Difference in Philosophies
If these steps sound like any other shelter, that’s because the majority of shelters do engage in one form or another of health and behavioral screening for animals. However, the difference is that, in a no kill shelter, adoptable animals are held and housed for an unlimited period of time. That is the distinction. Other shelters hold animals for only a limited period of time, and if they aren’t adopted, the animals are euthanized, regardless of how adoptable they’ve proven to be in their assessment.
Reaching Their Goals Through Outreach
A general rule is that, in order to be classified as a no kill shelter, more than 90% of the animals that are taken into receiving by the shelter must be saved. In order to achieve their goal, shelters implement different programs and methods to get the word out about the animals they’re housing, as well as to help stem the tide of unwanted animals when there are already too many to help. For example, no kill shelters host adoption events at local pet stores. Not only are they advertising for their current animals to be adopted, but they are making people aware of their shelter, and they’re advertising for the animals that have yet to be admitted.
Another way that no kill shelters work toward maintaining their 90%+ goal is by trying to circumvent the problem in the first place. They advocate for spaying and neutering (like most shelters do), and they also offer information on low cost veterinary services, as well as training and behavioral classes. The goal is to prevent the animal from being returned, and to empower the adopter with the necessary information and support network they need.

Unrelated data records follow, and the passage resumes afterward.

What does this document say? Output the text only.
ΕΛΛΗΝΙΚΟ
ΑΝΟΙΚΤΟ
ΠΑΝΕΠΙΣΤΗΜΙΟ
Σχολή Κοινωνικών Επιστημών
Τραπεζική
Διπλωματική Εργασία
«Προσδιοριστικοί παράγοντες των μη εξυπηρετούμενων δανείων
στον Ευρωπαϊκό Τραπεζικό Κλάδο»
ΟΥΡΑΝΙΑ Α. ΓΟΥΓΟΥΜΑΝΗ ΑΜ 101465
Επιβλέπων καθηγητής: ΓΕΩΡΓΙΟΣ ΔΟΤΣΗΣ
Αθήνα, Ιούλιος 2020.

It’s clear that no kill shelters offer many of the same services that are provided by other shelters. They prepare the animals for adoption by ensuring that they are ready physically and behaviorally. The shelter staff also advocates spaying and neutering, and they educate adoptive families. The difference between the two types of shelters is that no kill shelters don’t put a time limit on the adoption process. They believe that all animals that are adoptable should be allowed as much time as they need to find their forever home.